Bu nedenle, yardımların daha iyi uygulanabilmesi ve gerçekten ihtiyaç sahiplerine ulaşabilmesi için daha duyarlı olunması gerekmektedir. Yardımların esnaf ve sanatkâr üzerinden yapılması, hem yardımların amacına uygun şekilde yerine ulaşmasını sağlar hem de küçük esnafın ticaretine katkıda bulunur. Burada kazan-kazan modeli ortaya çıkar. Ancak büyük zincir mağazalara kayan yardımlaşma, esnaf ve sanatkârı olumsuz etkilemektedir.

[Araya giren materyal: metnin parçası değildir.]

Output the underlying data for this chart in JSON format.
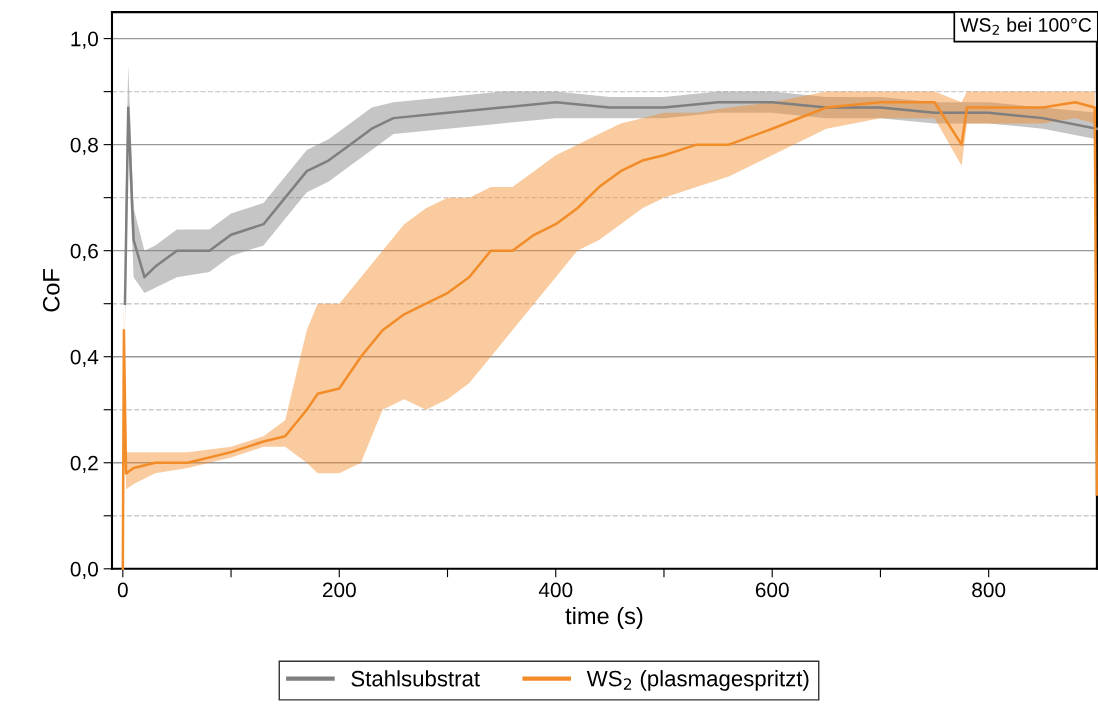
{
  "chart_data": {
    "type": "line",
    "xlabel": "time (s)",
    "ylabel": "CoF",
    "annotations": [
      "WS$_{2}$ bei 100°C"
    ],
    "xlim": [
      -10,
      900
    ],
    "ylim": [
      0,
      1.05
    ],
    "xticks": [
      0,
      {
        "value": 100,
        "label": null
      },
      200,
      {
        "value": 300,
        "label": null
      },
      400,
      {
        "value": 500,
        "label": null
      },
      600,
      {
        "value": 700,
        "label": null
      },
      800
    ],
    "yticks": [
      {
        "value": 0,
        "label": "0,0"
      },
      {
        "value": 0.1,
        "label": null
      },
      {
        "value": 0.2,
        "label": "0,2"
      },
      {
        "value": 0.3,
        "label": null
      },
      {
        "value": 0.4,
        "label": "0,4"
      },
      {
        "value": 0.5,
        "label": null
      },
      {
        "value": 0.6,
        "label": "0,6"
      },
      {
        "value": 0.7,
        "label": null
      },
      {
        "value": 0.8,
        "label": "0,8"
      },
      {
        "value": 0.9,
        "label": null
      },
      {
        "value": 1.0,
        "label": "1,0"
      }
    ],
    "grid": "y",
    "legend": "bottom",
    "line_style": "solid",
    "marker": "none",
    "series": [
      {
        "name": "Stahlsubstrat",
        "color": "#7f7f7f",
        "x": [
          2,
          5,
          10,
          20,
          30,
          50,
          80,
          100,
          130,
          150,
          170,
          190,
          210,
          230,
          250,
          300,
          350,
          400,
          450,
          500,
          550,
          600,
          650,
          700,
          750,
          800,
          850,
          900
        ],
        "values": [
          0.5,
          0.87,
          0.62,
          0.55,
          0.57,
          0.6,
          0.6,
          0.63,
          0.65,
          0.7,
          0.75,
          0.77,
          0.8,
          0.83,
          0.85,
          0.86,
          0.87,
          0.88,
          0.87,
          0.87,
          0.88,
          0.88,
          0.87,
          0.87,
          0.86,
          0.86,
          0.85,
          0.83
        ],
        "lower": [
          0.45,
          0.8,
          0.55,
          0.52,
          0.53,
          0.55,
          0.56,
          0.59,
          0.61,
          0.66,
          0.71,
          0.73,
          0.76,
          0.79,
          0.82,
          0.83,
          0.84,
          0.85,
          0.85,
          0.85,
          0.86,
          0.86,
          0.85,
          0.85,
          0.84,
          0.84,
          0.83,
          0.81
        ],
        "upper": [
          0.65,
          0.95,
          0.68,
          0.6,
          0.61,
          0.64,
          0.64,
          0.67,
          0.69,
          0.74,
          0.79,
          0.81,
          0.84,
          0.87,
          0.88,
          0.89,
          0.9,
          0.9,
          0.89,
          0.89,
          0.9,
          0.9,
          0.89,
          0.89,
          0.88,
          0.88,
          0.87,
          0.86
        ]
      },
      {
        "name": "WS$_{2}$ (plasmagespritzt)",
        "color": "#f28c28",
        "x": [
          0,
          1,
          3,
          10,
          30,
          60,
          100,
          130,
          150,
          170,
          180,
          200,
          220,
          240,
          260,
          280,
          300,
          320,
          340,
          360,
          380,
          400,
          420,
          440,
          460,
          480,
          500,
          530,
          560,
          600,
          650,
          700,
          750,
          775,
          780,
          800,
          850,
          880,
          898,
          900
        ],
        "values": [
          0.0,
          0.45,
          0.18,
          0.19,
          0.2,
          0.2,
          0.22,
          0.24,
          0.25,
          0.3,
          0.33,
          0.34,
          0.4,
          0.45,
          0.48,
          0.5,
          0.52,
          0.55,
          0.6,
          0.6,
          0.63,
          0.65,
          0.68,
          0.72,
          0.75,
          0.77,
          0.78,
          0.8,
          0.8,
          0.83,
          0.87,
          0.88,
          0.88,
          0.8,
          0.87,
          0.87,
          0.87,
          0.88,
          0.87,
          0.14
        ],
        "lower": [
          0.0,
          0.3,
          0.15,
          0.16,
          0.18,
          0.19,
          0.21,
          0.23,
          0.23,
          0.2,
          0.18,
          0.18,
          0.2,
          0.3,
          0.32,
          0.3,
          0.32,
          0.35,
          0.4,
          0.45,
          0.5,
          0.55,
          0.6,
          0.62,
          0.65,
          0.68,
          0.7,
          0.72,
          0.74,
          0.78,
          0.83,
          0.85,
          0.85,
          0.76,
          0.84,
          0.84,
          0.84,
          0.85,
          0.84,
          0.1
        ],
        "upper": [
          0.1,
          0.5,
          0.22,
          0.22,
          0.22,
          0.22,
          0.23,
          0.25,
          0.28,
          0.45,
          0.5,
          0.5,
          0.55,
          0.6,
          0.65,
          0.68,
          0.7,
          0.7,
          0.72,
          0.72,
          0.75,
          0.78,
          0.8,
          0.82,
          0.84,
          0.85,
          0.86,
          0.86,
          0.87,
          0.88,
          0.9,
          0.9,
          0.9,
          0.88,
          0.9,
          0.9,
          0.9,
          0.9,
          0.9,
          0.45
        ]
      }
    ]
  }
}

Ramazan sokaklarında dayanışmayı eskisi kadar görülmüyor. Ama azaldığını söyleyemeyiz. Ramazan'ın kış aylarına denk gelmesi nedeniyle sokak iftarlarının azaldığını belirtebiliriz. Bu tür etkinlikler, daha çok kapalı mekânlarda, çadırlar veya spor salonları gibi geniş alanlarda düzenlenmekte. Göz önünde olmayışları nedeniyle, sokak iftarlarının azaldığı düşünülse de, azalma yaşandığını söylemek doğru olmaz.”